Chrysler’s eloquent Super Bowl ad with Clint Eastwood has already been blasted by Karl Rove (as pro-Obama propaganda), celebrated on Michael Moore’s website (as pro-Obama propaganda), and watched on YouTube more than 5,000,000 times. It was also made in Texas, so to speak. 

How’s that? Well, it was directed by Richardson native David Gordon Green, the art house auteur (All the Real Girls, George Washington) turned oddball mainstream comedy assembler (Pineapple Express, The Sitter). And the ad’s co-writer and creative director, Kevin Jones of the Portland advertising agency Wieden & Kennedy, is an MFA graduate of the University of Texas’s Michener Center for Writers, as are the two other writers credited, poet Matthew Dickman (famously the subject, with his twin brother, of a 2009 New Yorker profile, and also a New Yorker contributor) and novelist and screenwriter Smith Henderson (who is a recent PEN American Emerging Writers Award winner).

“One of the greatest pleasures of my job,” said Michener director James Magnuson, “is waiting around to see what wondrous things these ex-students of mine will do next.  These three guys are immensely talented, but I never expected to see their work at half-time in the Super Bowl.”

So apparently a Michener MFA and $3 will get you literary acclaim, a single-origin espresso, and the need to take on extra work in advertising.

Cynicism aside, the two-minute clip, which doesn’t even mention Chrysler or its products, has been celebrated more as art than commerce, though it clearly wasn’t cheap. As Richard Corliss of Time noted, “aside from the production budget, NBC was charging $3.5 million for a 30-second spot, and this one lasts two minutes, suggesting a $14 million tab.” (Compare that with Green’s breakout film, George Washington, which cost a reported $42,000.) 

David Haglund at Slate, speaking for film snobs everywhere, wrote a post headlined “That Clint Eastwood Ad Was David Gordon Green’s Best Work in Years,” though, given that Green is also a director and producer on the brilliant HBO show Eastbound and Down, that’s a debatable assertion. 

Similarly, Aaron Mesh of Portland’s Willamette Week, who is also a big fan of Green’s earlier, unfunnier work (that’s a Woody Allen joke, people, not an insult!) asked if people will eventually say that Wieden & Kennedy “saved the careers of Barack Obama and David Gordon Green.”

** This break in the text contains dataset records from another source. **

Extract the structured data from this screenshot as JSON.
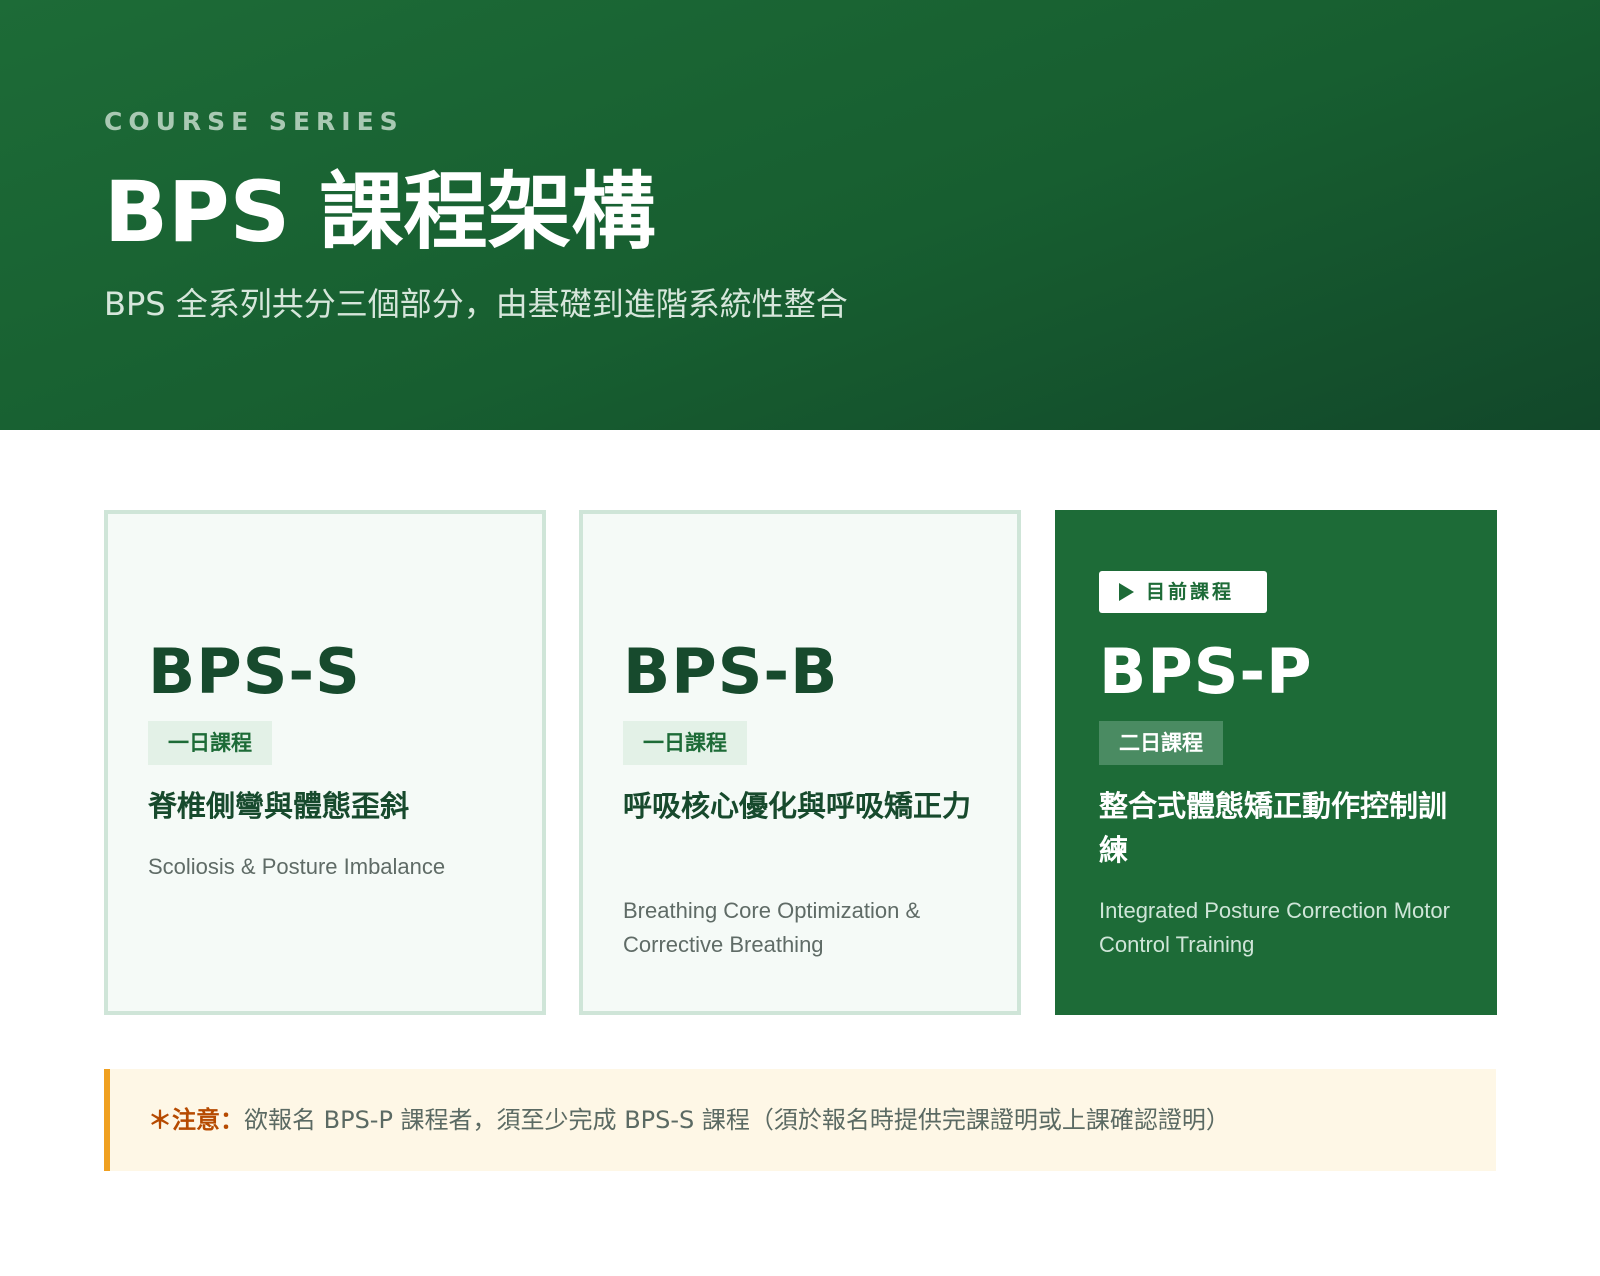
{
  "hero": {
    "eyebrow": "COURSE SERIES",
    "title": "BPS 課程架構",
    "subtitle": "BPS 全系列共分三個部分，由基礎到進階系統性整合"
  },
  "courses": [
    {
      "code": "BPS-S",
      "duration": "一日課程",
      "title_zh": "脊椎側彎與體態歪斜",
      "title_en": "Scoliosis & Posture Imbalance"
    },
    {
      "code": "BPS-B",
      "duration": "一日課程",
      "title_zh": "呼吸核心優化與呼吸矯正力",
      "title_en": "Breathing Core Optimization & Corrective Breathing"
    },
    {
      "code": "BPS-P",
      "badge": "目前課程",
      "badge_icon": "play-icon",
      "duration": "二日課程",
      "title_zh": "整合式體態矯正動作控制訓練",
      "title_en": "Integrated Posture Correction Motor Control Training"
    }
  ],
  "note": {
    "prefix": "＊注意：",
    "text": "欲報名 BPS-P 課程者，須至少完成 BPS-S 課程（須於報名時提供完課證明或上課確認證明）"
  },
  "colors": {
    "brand_green": "#1d6b37",
    "dark_green_text": "#174a2d",
    "note_accent": "#f0a020",
    "note_background": "#fef7e6"
  }
}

In true Hollywood fashion, the ad went through a convoluted writing process. Kevin Jones, the creative director, who graduated from Michener in 2009, hired Smith Henderson, a friend and former classmate. Then Wieden & Kennedy’s titular co-founder Dan Wieden hired Matthew Dickman to attempt a separate pass. (Dickman, who received his MFA from Michener in 2005, did not previously know Jones or Henderson.) Elements of both versions apparently are in the final ad, with all three writers getting credit. 
As Time‘s Corliss wrote:
. . . the terse poetry shines through the rewrites, and twins handsomely with Green’s images of a team — the Giants or the little Americans — down at the halftime but determined to win. Green, Dickman and of course Clint created a minor miracle: a car commercial that is the new year’s most highly praised film.
And that just might deserve a Texas Brag.